= Gooseberry Cove =

Gooseberry Cove is a settlement in the Trinity Bay area of Newfoundland located on an area of land known as the Southwest Arm, which extends off the Trans Canada Highway on Route 204. It is neighbored by the communities of Butter Cove and Southport.

Gooseberry Cove was first settled by inshore fishing families sometime around 1832. The earliest names which were present were Langor, Seward, Balsom and Smith, and many of these family names can be still found in the community today. It became a village in 1940, with a population of 640; by 1956 the population had dropped to 141. The first Postmistress was Delilah Florence Smith.

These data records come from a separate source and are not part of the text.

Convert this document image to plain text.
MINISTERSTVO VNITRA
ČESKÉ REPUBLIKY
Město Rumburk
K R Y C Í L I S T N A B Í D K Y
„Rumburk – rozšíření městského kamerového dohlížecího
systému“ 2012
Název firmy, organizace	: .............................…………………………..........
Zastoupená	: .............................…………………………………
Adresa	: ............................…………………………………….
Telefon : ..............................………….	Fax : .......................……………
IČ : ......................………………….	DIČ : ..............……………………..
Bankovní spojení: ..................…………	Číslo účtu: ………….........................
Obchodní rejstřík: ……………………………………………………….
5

Within the community is the main road which runs right through the community itself, with one small side-road which leads to the fish plant and community wharf. There is another road which circumvents the community and leads to nearby Southport, and though built in the 1980s is still referred to as "The New Road". Many residents have built homes along The New Road. Gooseberry cove is home to three hiking trails, all of which begin behind St. Alban's Anglican church. The shortest being Jack Baker's Hill path, a moderate one kilometer trail that follows the seaside cliffs and barrens before exiting near the community's wharf. Heart's Ease Beach trail, being the most popular. Is a moderate three kilometer loop that takes you across a rocky tombolo beach and to the coastal headlands which includes a large sea arch. The longest and most difficult trail being the West Random Head trail. A strenuous 7.5 km out and back trail that takes you along the coastal cliffs to West Random Head. a headland separating Trinity Bay and Random Sound.

==Businesses==

Almost entirely a fishing community, the village has a small convenience store, a post office, and a modest fish plant (each of which employs just one person). The community once had a small school which accommodated Kindergarten to Grade 6, but that school was shut down in the late 1980s, with all children now being bused to nearby Little Heart's Ease for schooling.

==Employment==

Most of the residents engage in the fishery for their primary source of employment, and most of those who do not must travel to the nearby town of Clarenville for work. Following the collapse of the cod fishery in the late 1980s and early 1990s, the once abundant cod and caplin fisheries were replaced by the crab fishery, and this focus has persisted into the 21st century.

There is also St. Alban's Anglican Church and a Catholic church.

Near the community is a cod fish farm, which is operated by Claude Seward.